Generate random integers from within [1;3] with the following probabilities:
P(1) = 0.2
P(2) = 0.3
P(3) = 0.5
Right now I am considering the approach to generate a random integer within [0;100] and do the following:
If it is within [0;20] --> I got my random number 1.
If it is within [21;50] --> I got my random number 2.
If it is within [51;100] --> I got my random number 3.
What would you say?
回答1:
Yours is a pretty good way already and works well with any range.
Just thinking: another possibility is to get rid of the fractions by multiplying with a constant multiplier, and then build an array with the size of this multiplier. Multiplying by 10 you get
P(1) = 2
P(2) = 3
P(3) = 5
Then you create an array with the inverse values -- '1' goes into elements 1 and 2, '2' into 3 to 6, and so on:
P = (1,1, 2,2,2, 3,3,3,3,3);
and then you can pick a random element from this array instead.
(Add.) Using the probabilities from the example in kiruwka's comment:
int[] numsToGenerate = new int[] { 1, 2, 3, 4, 5 };
double[] discreteProbabilities = new double[] { 0.1, 0.25, 0.3, 0.25, 0.1 };
the smallest multiplier that leads to all-integers is 20, which gives you
2, 5, 6, 5, 2
and so the length of numsToGenerate would be 20, with the following values:
1 1
2 2 2 2 2
3 3 3 3 3 3
4 4 4 4 4
5 5
The distribution is exactly the same: the chance of '1', for example, is now 2 out of 20 -- still 0.1.
This is based on your original probabilities all adding up to 1. If they do not, multiply the total by this same factor (which is then going to be your array length as well).
回答2:
Some time ago I wrote a helper class to solve this issue.

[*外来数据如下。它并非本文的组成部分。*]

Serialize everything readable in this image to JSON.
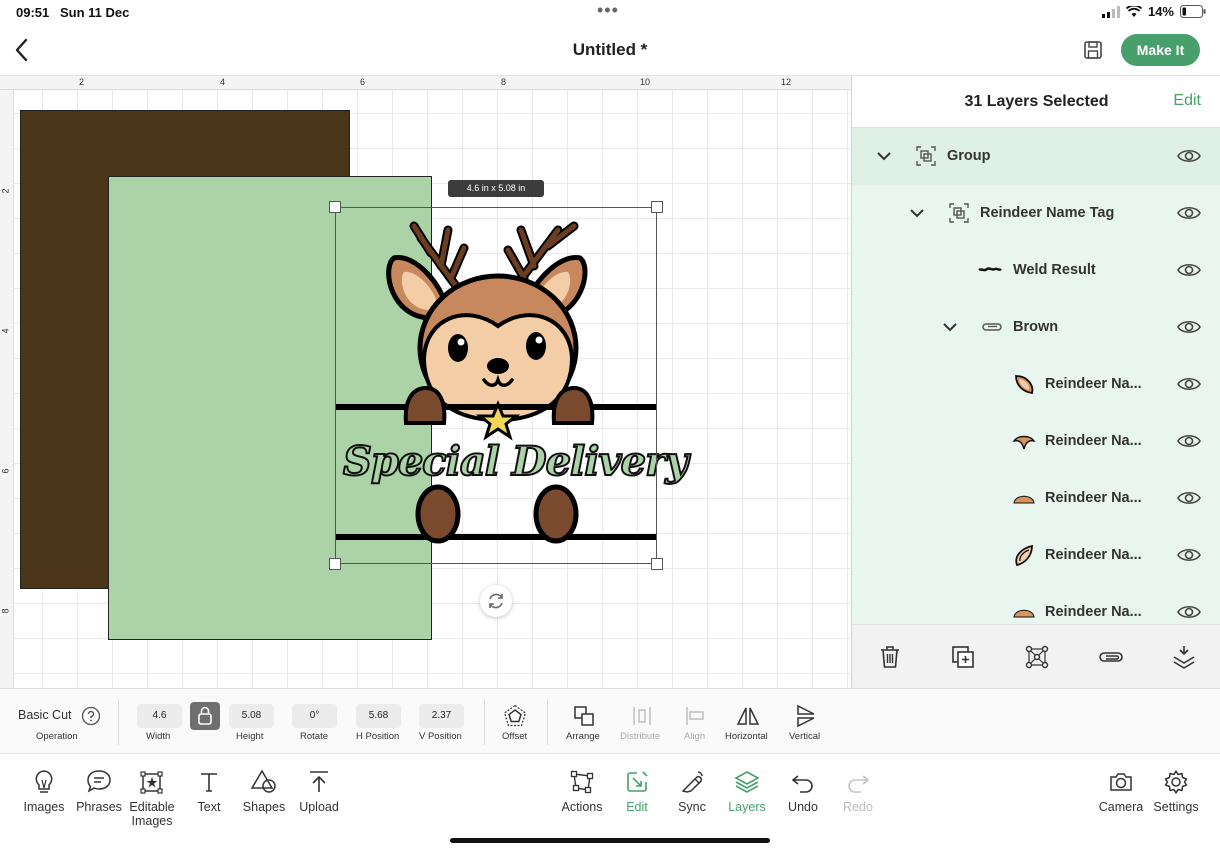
{
  "status_bar": {
    "time": "09:51",
    "date": "Sun 11 Dec",
    "battery": "14%"
  },
  "header": {
    "title": "Untitled *",
    "make_it_label": "Make It"
  },
  "canvas": {
    "ruler_top": [
      "2",
      "4",
      "6",
      "8",
      "10",
      "12"
    ],
    "ruler_left": [
      "2",
      "4",
      "6",
      "8"
    ],
    "dimension_label": "4.6 in x 5.08 in",
    "artwork_text": "Special Delivery",
    "colors": {
      "brown_mat": "#4a3519",
      "green_mat": "#acd3a8"
    }
  },
  "layers_panel": {
    "title": "31 Layers Selected",
    "edit_label": "Edit",
    "items": [
      {
        "label": "Group",
        "icon": "group-icon",
        "expanded": true
      },
      {
        "label": "Reindeer Name Tag",
        "icon": "group-icon",
        "expanded": true
      },
      {
        "label": "Weld Result",
        "icon": "weld-icon"
      },
      {
        "label": "Brown",
        "icon": "attach-icon",
        "expanded": true
      },
      {
        "label": "Reindeer Na...",
        "icon": "ear-shape-icon"
      },
      {
        "label": "Reindeer Na...",
        "icon": "nose-shape-icon"
      },
      {
        "label": "Reindeer Na...",
        "icon": "semicircle-shape-icon"
      },
      {
        "label": "Reindeer Na...",
        "icon": "ear-shape-icon"
      },
      {
        "label": "Reindeer Na...",
        "icon": "semicircle-shape-icon"
      }
    ],
    "footer_icons": [
      "trash-icon",
      "duplicate-icon",
      "ungroup-icon",
      "attach-icon",
      "flatten-icon"
    ]
  },
  "edit_toolbar": {
    "operation_value": "Basic Cut",
    "operation_label": "Operation",
    "width_value": "4.6",
    "width_label": "Width",
    "height_value": "5.08",
    "height_label": "Height",
    "rotate_value": "0°",
    "rotate_label": "Rotate",
    "hpos_value": "5.68",
    "hpos_label": "H Position",
    "vpos_value": "2.37",
    "vpos_label": "V Position",
    "offset_label": "Offset",
    "arrange_label": "Arrange",
    "distribute_label": "Distribute",
    "align_label": "Align",
    "horizontal_label": "Horizontal",
    "vertical_label": "Vertical"
  },
  "bottom_bar": {
    "images": "Images",
    "phrases": "Phrases",
    "editable_images": "Editable Images",
    "text": "Text",
    "shapes": "Shapes",
    "upload": "Upload",
    "actions": "Actions",
    "edit": "Edit",
    "sync": "Sync",
    "layers": "Layers",
    "undo": "Undo",
    "redo": "Redo",
    "camera": "Camera",
    "settings": "Settings"
  },
  "accent_color": "#47a06c"
}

The source code should show the concept clear enough:
public class DistributedRandomNumberGenerator {
private Map<Integer, Double> distribution;
private double distSum;
public DistributedRandomNumberGenerator() {
distribution = new HashMap<>();
}
public void addNumber(int value, double distribution) {
if (this.distribution.get(value) != null) {
distSum -= this.distribution.get(value);
}
this.distribution.put(value, distribution);
distSum += distribution;
}
public int getDistributedRandomNumber() {
double rand = Math.random();
double ratio = 1.0f / distSum;
double tempDist = 0;
for (Integer i : distribution.keySet()) {
tempDist += distribution.get(i);
if (rand / ratio <= tempDist) {
return i;
}
}
return 0;
}
}
The usage of the class is as follows:
DistributedRandomNumberGenerator drng = new DistributedRandomNumberGenerator();
drng.addNumber(1, 0.3d); // Adds the numerical value 1 with a probability of 0.3 (30%)
// [...] Add more values
int random = drng.getDistributedRandomNumber(); // Generate a random number
Test driver to verify functionality:
public static void main(String[] args) {
DistributedRandomNumberGenerator drng = new DistributedRandomNumberGenerator();
drng.addNumber(1, 0.2d);
drng.addNumber(2, 0.3d);
drng.addNumber(3, 0.5d);
int testCount = 1000000;
HashMap<Integer, Double> test = new HashMap<>();
for (int i = 0; i < testCount; i++) {
int random = drng.getDistributedRandomNumber();
test.put(random, (test.get(random) == null) ? (1d / testCount) : test.get(random) + 1d / testCount);
}
System.out.println(test.toString());
}
Sample output for this test driver:
{1=0.20019100000017953, 2=0.2999349999988933, 3=0.4998739999935438}
回答3:
You already wrote the implementation in your question. ;)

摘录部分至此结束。